Our thanks to Aggie Morganti for getting in touch to share a love of Anders Petersen’s ‘Cafe Lehmitz’.

If anyone wants to continue the conversation with Aggie, you can do so on Twitter, here.

I’ve often wondered what makes Cafe Lehmitz so special to me. It’s not only about its exquisite photography, its visual intensity, its emotive tension running through the edit. That special something is, somehow, a step backwards, hiding in the making itself rather than in the final object.

Anders Petersen - Cafe Lehmitz

I am amazed every time I flip through it by its unique way of being so rich and so poor at the same time. It is rich in all the above mentioned, and poor in pretentiousness. Straightforward, down to earth, honest-to-God report of what had to be reported – and nothing else. The book itself is stripped down to the bare essentials and it only makes me love the fancy title lettering even more, so much that I almost see it blinking on and off as a neon light from a bar would do in the dark of night.

©ANDERS PETERSEN

It’s so transparent you can see through it – or feel you’re there. And the reason why I love it so much is that I have a very personal photographic memory related to Cafe Lehmitz (I’ll be brief – promise).

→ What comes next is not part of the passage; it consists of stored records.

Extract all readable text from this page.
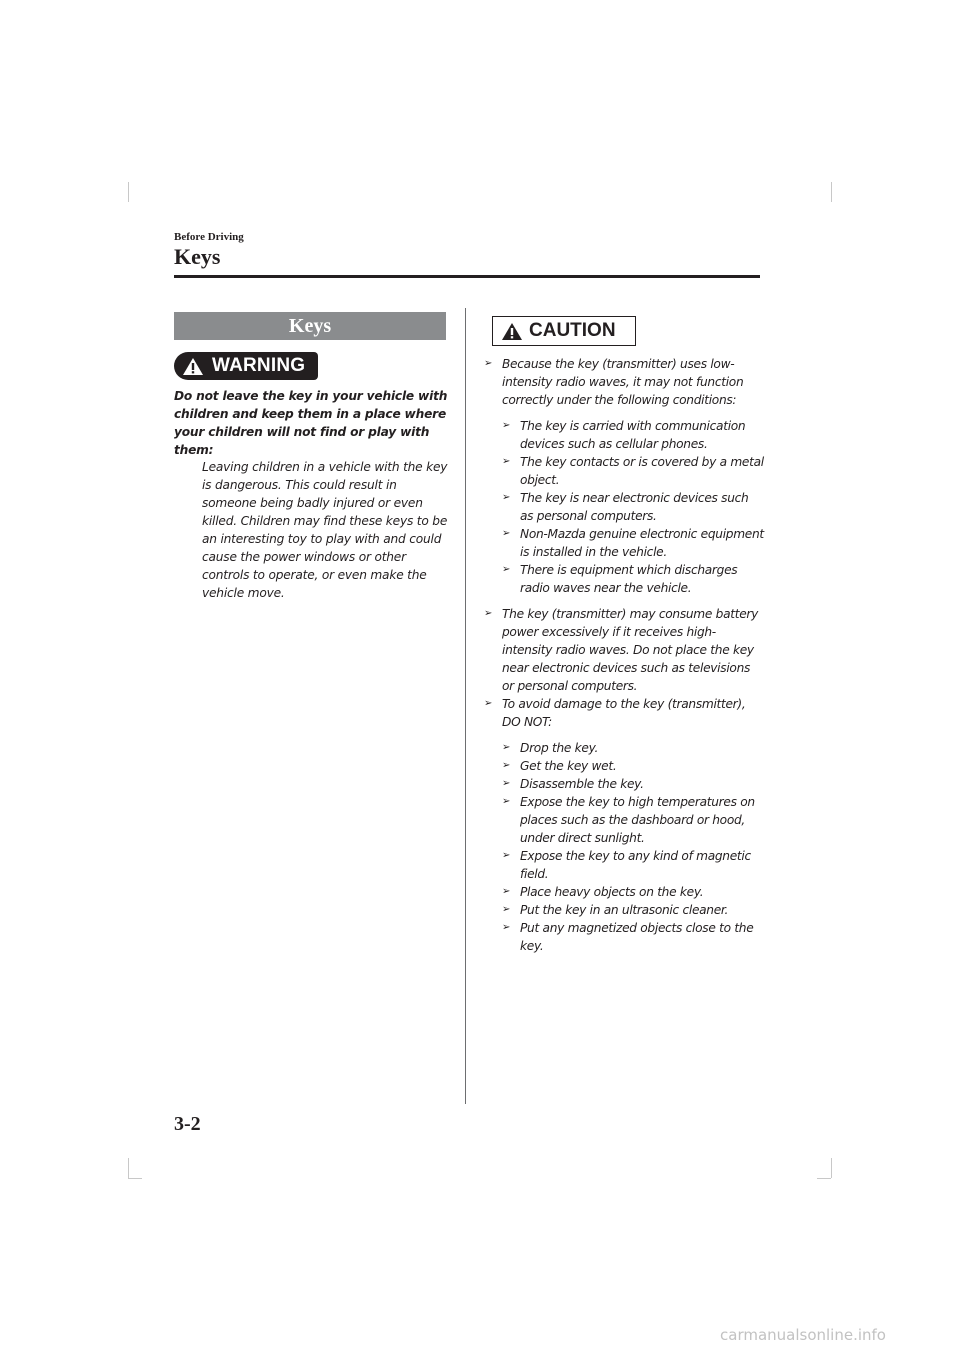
Before Driving
Keys
Keys
WARNING
Do not leave the key in your vehicle with children and keep them in a place where your children will not find or play with them:
Leaving children in a vehicle with the key is dangerous. This could result in someone being badly injured or even killed. Children may find these keys to be an interesting toy to play with and could cause the power windows or other controls to operate, or even make the vehicle move.
CAUTION
➢ Because the key (transmitter) uses low-intensity radio waves, it may not function correctly under the following conditions:
➢ The key is carried with communication devices such as cellular phones.
➢ The key contacts or is covered by a metal object.
➢ The key is near electronic devices such as personal computers.
➢ Non-Mazda genuine electronic equipment is installed in the vehicle.
➢ There is equipment which discharges radio waves near the vehicle.
➢ The key (transmitter) may consume battery power excessively if it receives high-intensity radio waves. Do not place the key near electronic devices such as televisions or personal computers.
➢ To avoid damage to the key (transmitter), DO NOT:
➢ Drop the key.
➢ Get the key wet.
➢ Disassemble the key.
➢ Expose the key to high temperatures on places such as the dashboard or hood, under direct sunlight.
➢ Expose the key to any kind of magnetic field.
➢ Place heavy objects on the key.
➢ Put the key in an ultrasonic cleaner.
➢ Put any magnetized objects close to the key.
3-2
carmanualsonline.info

So, I was around 20 and I had just started to discovery what you could do with documentary photography in terms of storytelling and powerful narratives. It was a gloomy afternoon in December, in Lucca, and I was attending photojournalist Massimo Mastrorillo’s workshop on such matters.

©ANDERS PETERSEN

To provide us with guidance and advice, he had brought some of his favourite photobooks with him (and many of them would also become a pick of my favourites later on, such as Billingham’s Ray’s a Laugh or Telex Iran by Gilles Peress). The table was literally flooded with wonderful things, and I remember this little, black and white white compact book striking me straight on. Cafe Lehmitz was special to him as well, for Massimo’s main advice to us was to follow what really means to us in our photography. To follow what literally grabs your heart and your stomach and does not let you go, to photograph what you love, in any possible way.

So, as I have tweeted before – this is what I’ve always found in Cafe Lehmitz from that moment on. Love, warmth of heart, being human, humble and true. That’s what I like about it and what I think of every time I start doing something photographic.